Seit über 10 Jahren beschäftige ich mich mit Portallösungen und Webtechnologie im Microsoft Umfeld. In dieser Zeit habe ich … blablabla.
Nein, also jetzt nochmal richtig. Sie hätten dieses Buch nicht gekauft, wenn Ihnen nicht schon zu oft ein Vortrag, der genau so anfängt, gehalten worden wäre.
Unternehmen geben Hunderttausende und Millionen von Euro für webbasierte Lösungen aus. So weit so gut. Qualität kostet eben, das ist allgemein bekannt.
Das Entscheidende sind nicht die Kosten, die entstehen – obwohl: zusehends ist sicherlich auch das ein Aspekt, vor allem wenn man die Halbwertszeit solcher Lösungen betrachtet. Das Problem ist, dass trotz all der Mühe, Zeit und der Geldmittel, die investiert werden, am Ende leider häufig ein Produkt steht, das nur mäßig gut ankommt.
Auch zu diesem Thema gibt es Bücher, HowTo-Videos, Seminare und Wunderheiler wie Sand am Meer, und wie bei fast allen Themen gibt es auch hier Ratgeber und Trainer, die wirklich gut sind und nicht nur eine Methode predigen bzw. nachplappern, sondern diese Disziplin wirklich beherrschen.
Wenn Sie es also schaffen, Zeit, Geld, das richtige Konzept, Managementunterstützung, Ressourcen, IT, Entwicklung, Chancenmanagement und die richtigen Berater auf den Punkt zusammen zu bringen, haben Sie eine durchaus realistische Chance, ein erfolgreiches Portalprojekt umzusetzen. Als Berater sollten Sie versuchen, Bill Gates, Steve Jobs, Alfred Hitchcock, Mister Spock, Captain Kirk, Sigmund Freud, Dr. Eckart von Hirschhausen, Harald Lesch, Mary Poppins, Helmut Schmidt und noch ein paar andere herausragende Persönlichkeiten in ihrem Projektteam zu vereinen. Mal abgesehen davon, dass es einige von denen gar nicht oder nicht mehr gibt - wäre auch das wahrscheinlich kein Garant für einen Erfolg. Nicht zuletzt deshalb, weil diese Leute sich wahrscheinlich ziemlich schnell in die Haare bekämen. Man stelle sich nur mal Mister Spock und Steve Jobs zusammen an einem Tisch vor.
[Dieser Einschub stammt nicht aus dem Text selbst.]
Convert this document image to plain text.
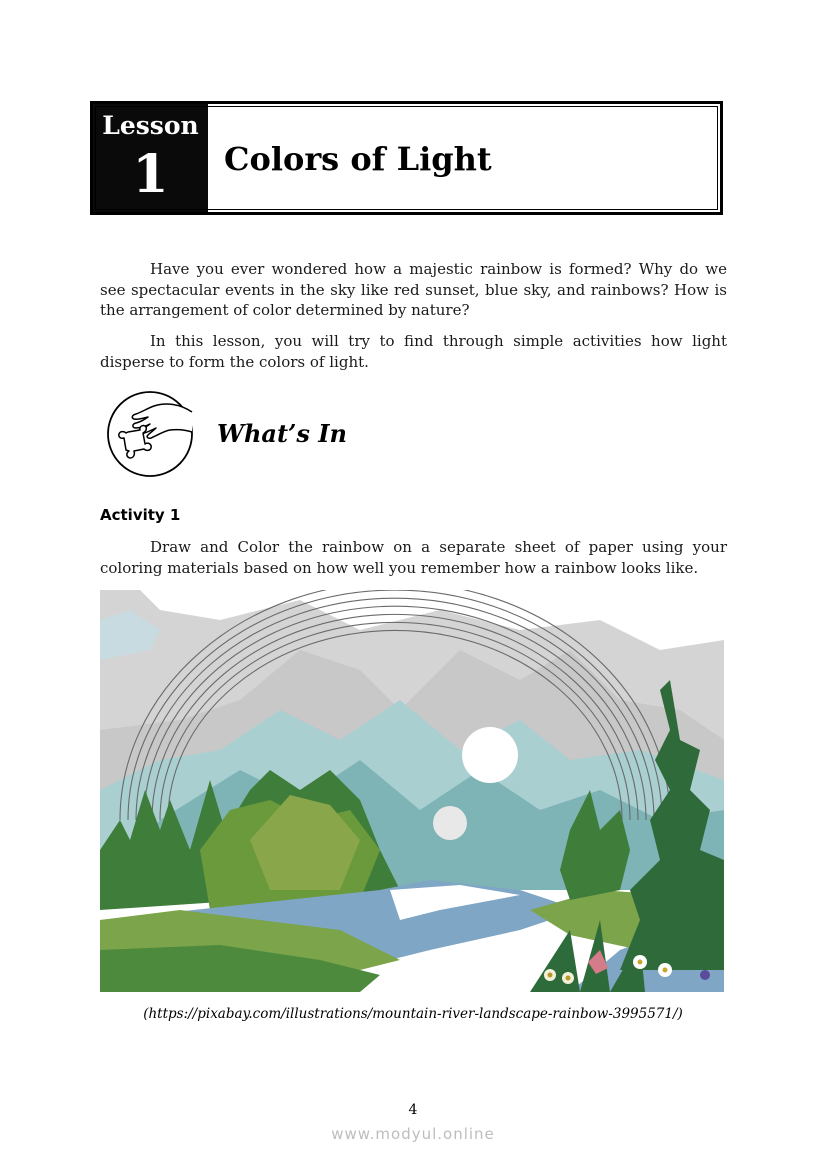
Lesson
1	Colors of Light

Have you ever wondered how a majestic rainbow is formed? Why do we see spectacular events in the sky like red sunset, blue sky, and rainbows? How is the arrangement of color determined by nature?

In this lesson, you will try to find through simple activities how light disperse to form the colors of light.

What’s In
Activity 1

Draw and Color the rainbow on a separate sheet of paper using your coloring materials based on how well you remember how a rainbow looks like.

(https://pixabay.com/illustrations/mountain-river-landscape-rainbow-3995571/)
4
www.modyul.online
Also, wie nun?! Naja, warum nicht in der IT auch endlich mal einen Ansatz wählen, der in anderen Bereichen der Industrie schon lange erfolgreich als „Berater“ zum Einsatz kommt – die Evolution, die Natur und soziale Systeme.
Nehmen wir zum Beispiel ein Ameisenvolk. Selbst dem flüchtigen Betrachter fällt sofort auf, wie gut organisiert die Tiere sind. Natürlich wissen wir es nicht mit allerletzter Gewissheit, vermutlich ist es aber nicht so gewesen, dass sich das Ameisenvolk irgendwelche Berater bei einem benachbarten Ameisenstaat eingekauft hat, für, sagen wir mal, 3 Grillen und einen Regenwurm, plus Reisekosten, um zu planen, wie das Volk zu organisieren sei, die tägliche Arbeit abzubilden ist oder wie Neuigkeiten zu kommunizieren sind. Es folgt einer natürlichen Ordnung. Jeder Ameisenforscher – eine Liste aller Ameisenforscher die es weltweit gibt, finden Sie im Übrigen hier: http://www.antwiki.org/wiki/Welcome_to_AntWiki – kann das ganz sicher auch im Detail erklären. Fakt ist, dass basierend auf Regeln und Prozessen, die evolutionär gelernt und verankert sind, das Ganze funktioniert.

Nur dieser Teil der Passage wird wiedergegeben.